CCE, 7 octobre 1992, n° 92-500

COMMISSION DES COMMUNAUTÉS EUROPÉENNES

Décision

CSM-Sucre

CCE n° 92-500

7 octobre 1992

LA COMMISSION DES COMMUNAUTES EUROPEENNES,

Vu le traité instituant la Communauté économique européenne, vu le règlement n° 17 du Conseil, du 6 février 1962, premier règlement d'application des articles 85 et 86 du traité (1), modifié en dernier lieu par l'acte d'adhésion de l'Espagne et du Portugal, et notamment ses articles 14 et 15, après avoir, conformément à l'article 19 paragraphe 1 du règlement n° 17 et au règlement n° 99-63-CEE de la Commission, du 25 juillet 1963, relatif aux auditions prévues à l'article 19 paragraphes 1 et 2 du règlement n° 17 du Conseil (2), donné à l'entreprise intéressée l'occasion de faire connaître son point de vue au sujet des griefs retenus par la Commission, après consultation du comité consultatif en matière d'ententes et de positions dominantes, considérant ce qui suit:

I. LES FAITS

(1) Par décision en date du 6 décembre 1990, la Commission a, en vertu de l'article 14 paragraphe 3 du règlement n° 17, obligé la CSM NV (ci-après CSM) à se soumettre à une vérification. La décision de la Commission a été remise à CSM le 12 décembre 1990. Dans les considérants de cette décision, la Commission indique qu'elle dispose d'informations selon lesquelles CSM aurait participé à des accords et/ou des pratiques concertées avec certains autres producteurs de la Communauté concernant la commercialisation de sucre.

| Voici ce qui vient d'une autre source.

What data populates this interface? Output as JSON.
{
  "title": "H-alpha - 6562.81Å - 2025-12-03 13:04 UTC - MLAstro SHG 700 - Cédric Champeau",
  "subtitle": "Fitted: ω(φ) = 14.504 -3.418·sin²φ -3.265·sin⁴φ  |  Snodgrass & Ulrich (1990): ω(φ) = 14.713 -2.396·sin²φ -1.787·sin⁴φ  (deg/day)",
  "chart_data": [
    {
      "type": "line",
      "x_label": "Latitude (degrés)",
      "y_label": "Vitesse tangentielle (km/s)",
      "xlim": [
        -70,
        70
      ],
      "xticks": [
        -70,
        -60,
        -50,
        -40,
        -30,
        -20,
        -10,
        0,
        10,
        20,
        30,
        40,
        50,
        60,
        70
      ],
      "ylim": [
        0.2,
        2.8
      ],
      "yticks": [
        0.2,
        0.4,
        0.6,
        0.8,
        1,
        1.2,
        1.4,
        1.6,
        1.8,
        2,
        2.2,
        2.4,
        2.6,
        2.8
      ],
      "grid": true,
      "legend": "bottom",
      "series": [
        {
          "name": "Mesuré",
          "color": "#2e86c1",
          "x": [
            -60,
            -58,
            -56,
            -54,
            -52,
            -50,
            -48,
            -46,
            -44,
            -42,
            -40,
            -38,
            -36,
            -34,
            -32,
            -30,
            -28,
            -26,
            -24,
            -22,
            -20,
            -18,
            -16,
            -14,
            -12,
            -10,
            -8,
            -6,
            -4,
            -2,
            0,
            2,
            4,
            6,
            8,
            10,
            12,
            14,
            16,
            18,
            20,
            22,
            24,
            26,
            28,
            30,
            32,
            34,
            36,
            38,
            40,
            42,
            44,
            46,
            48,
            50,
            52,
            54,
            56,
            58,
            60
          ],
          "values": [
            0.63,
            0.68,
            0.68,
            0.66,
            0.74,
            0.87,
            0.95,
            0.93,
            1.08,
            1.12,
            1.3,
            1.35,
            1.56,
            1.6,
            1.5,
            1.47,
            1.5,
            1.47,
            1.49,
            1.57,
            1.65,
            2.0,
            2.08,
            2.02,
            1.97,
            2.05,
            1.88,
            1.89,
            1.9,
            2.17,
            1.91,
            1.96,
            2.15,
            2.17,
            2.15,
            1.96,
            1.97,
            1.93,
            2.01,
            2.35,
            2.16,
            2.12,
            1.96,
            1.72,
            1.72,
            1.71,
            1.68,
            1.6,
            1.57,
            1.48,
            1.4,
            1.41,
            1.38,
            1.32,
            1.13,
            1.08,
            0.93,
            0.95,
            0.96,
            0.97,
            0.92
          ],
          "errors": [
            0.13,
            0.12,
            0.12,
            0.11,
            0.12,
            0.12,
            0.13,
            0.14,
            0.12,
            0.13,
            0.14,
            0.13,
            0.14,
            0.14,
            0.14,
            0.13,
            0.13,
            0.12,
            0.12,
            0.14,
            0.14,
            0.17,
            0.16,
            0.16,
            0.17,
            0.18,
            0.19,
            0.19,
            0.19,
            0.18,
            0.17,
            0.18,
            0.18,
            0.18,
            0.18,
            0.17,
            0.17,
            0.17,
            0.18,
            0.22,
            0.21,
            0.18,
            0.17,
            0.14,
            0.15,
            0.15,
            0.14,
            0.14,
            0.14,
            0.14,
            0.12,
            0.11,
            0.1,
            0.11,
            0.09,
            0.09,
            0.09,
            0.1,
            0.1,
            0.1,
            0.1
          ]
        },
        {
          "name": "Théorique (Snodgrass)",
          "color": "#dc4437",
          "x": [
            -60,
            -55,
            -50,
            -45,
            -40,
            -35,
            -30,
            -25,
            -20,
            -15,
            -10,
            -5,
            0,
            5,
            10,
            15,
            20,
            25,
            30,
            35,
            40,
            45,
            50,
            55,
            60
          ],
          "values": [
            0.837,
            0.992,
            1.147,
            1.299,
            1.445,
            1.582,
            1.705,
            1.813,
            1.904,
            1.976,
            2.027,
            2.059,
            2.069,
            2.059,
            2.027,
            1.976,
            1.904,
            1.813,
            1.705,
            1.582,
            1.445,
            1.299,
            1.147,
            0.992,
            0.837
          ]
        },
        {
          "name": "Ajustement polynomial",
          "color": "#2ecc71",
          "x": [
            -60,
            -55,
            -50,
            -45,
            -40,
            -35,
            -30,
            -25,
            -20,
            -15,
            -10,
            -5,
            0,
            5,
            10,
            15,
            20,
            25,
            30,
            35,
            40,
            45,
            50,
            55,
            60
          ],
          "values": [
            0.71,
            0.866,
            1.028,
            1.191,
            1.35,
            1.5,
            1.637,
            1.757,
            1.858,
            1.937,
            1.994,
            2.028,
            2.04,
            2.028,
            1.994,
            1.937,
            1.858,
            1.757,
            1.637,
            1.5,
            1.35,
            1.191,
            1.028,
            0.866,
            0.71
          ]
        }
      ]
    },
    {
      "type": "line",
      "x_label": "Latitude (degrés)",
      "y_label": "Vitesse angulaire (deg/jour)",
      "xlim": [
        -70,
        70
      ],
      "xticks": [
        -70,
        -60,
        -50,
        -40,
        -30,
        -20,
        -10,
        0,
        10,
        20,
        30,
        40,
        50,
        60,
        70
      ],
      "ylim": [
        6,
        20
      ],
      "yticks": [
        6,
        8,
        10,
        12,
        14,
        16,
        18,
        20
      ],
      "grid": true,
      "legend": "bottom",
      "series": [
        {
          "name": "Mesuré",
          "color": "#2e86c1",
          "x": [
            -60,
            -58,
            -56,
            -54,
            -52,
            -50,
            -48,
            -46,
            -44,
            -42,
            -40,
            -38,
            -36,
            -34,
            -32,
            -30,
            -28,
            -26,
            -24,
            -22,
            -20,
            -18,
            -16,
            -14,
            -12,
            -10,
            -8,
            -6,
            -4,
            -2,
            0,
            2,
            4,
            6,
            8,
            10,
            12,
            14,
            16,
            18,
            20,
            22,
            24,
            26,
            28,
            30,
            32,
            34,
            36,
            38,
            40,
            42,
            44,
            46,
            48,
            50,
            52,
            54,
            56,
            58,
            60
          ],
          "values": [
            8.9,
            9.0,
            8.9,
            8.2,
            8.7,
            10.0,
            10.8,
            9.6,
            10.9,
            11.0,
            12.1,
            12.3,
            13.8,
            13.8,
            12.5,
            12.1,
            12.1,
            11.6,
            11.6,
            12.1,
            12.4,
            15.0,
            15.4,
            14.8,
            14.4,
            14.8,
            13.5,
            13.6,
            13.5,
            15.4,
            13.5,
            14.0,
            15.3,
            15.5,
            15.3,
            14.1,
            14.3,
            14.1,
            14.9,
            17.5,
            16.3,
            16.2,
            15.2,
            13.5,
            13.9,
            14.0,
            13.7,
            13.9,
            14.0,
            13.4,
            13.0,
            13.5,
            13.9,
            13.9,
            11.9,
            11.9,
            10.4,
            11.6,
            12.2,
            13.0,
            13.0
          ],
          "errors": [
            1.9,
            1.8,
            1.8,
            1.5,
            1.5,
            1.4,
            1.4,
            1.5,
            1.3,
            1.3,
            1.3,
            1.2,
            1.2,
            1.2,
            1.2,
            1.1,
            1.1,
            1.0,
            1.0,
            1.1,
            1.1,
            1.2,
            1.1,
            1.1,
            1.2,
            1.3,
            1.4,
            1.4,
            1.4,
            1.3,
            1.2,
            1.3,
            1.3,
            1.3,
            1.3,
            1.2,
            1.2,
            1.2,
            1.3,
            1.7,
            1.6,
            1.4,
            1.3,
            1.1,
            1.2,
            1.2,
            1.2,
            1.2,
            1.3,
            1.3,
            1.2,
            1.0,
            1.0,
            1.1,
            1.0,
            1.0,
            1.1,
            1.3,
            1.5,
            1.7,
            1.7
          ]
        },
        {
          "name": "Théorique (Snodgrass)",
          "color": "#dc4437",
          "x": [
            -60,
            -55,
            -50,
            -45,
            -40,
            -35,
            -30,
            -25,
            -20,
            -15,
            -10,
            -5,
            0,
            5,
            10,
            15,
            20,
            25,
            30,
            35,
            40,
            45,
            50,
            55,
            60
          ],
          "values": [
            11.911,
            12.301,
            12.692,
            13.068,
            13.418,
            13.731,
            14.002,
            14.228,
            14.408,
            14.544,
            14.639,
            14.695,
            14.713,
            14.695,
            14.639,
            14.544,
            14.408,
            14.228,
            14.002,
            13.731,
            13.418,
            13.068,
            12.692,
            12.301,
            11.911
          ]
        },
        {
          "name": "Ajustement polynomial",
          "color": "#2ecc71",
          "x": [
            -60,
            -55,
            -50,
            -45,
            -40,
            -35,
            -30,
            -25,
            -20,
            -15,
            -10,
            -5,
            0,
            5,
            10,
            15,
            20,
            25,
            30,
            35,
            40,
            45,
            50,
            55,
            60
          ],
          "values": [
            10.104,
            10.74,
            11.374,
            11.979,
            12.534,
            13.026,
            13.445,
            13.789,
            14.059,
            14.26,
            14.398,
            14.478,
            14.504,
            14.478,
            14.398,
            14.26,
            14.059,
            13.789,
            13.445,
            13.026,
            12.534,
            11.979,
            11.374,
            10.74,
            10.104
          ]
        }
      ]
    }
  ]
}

Les agents mandatés par la Commission ont procédé à la vérification immédiatement après la remise de ladite décision à l'entreprise. Ils ont contrôlé, entre autres, les douze documents mentionnés dans l'annexe 1 (3). Les agents de la Commission avaient l'intention de prendre copie de ces documents mais CSM les en a empêchés. Les documents en question concernent l'échange entre CSM et Suiker Unie d'informations relatives à l'achat de betteraves ainsi que des informations de la part de Tiense Suikerraffinaderij NV sur les prix d'achat pour betteraves appliqués par cette entreprise. CSM a déclaré s'opposer à la prise de copies parce que les documents en question n'étaient pas susceptibles d'établir des faits en rapport avec l'objet de la vérification, tel que décrit dans le mandat présenté par les agents de la Commission.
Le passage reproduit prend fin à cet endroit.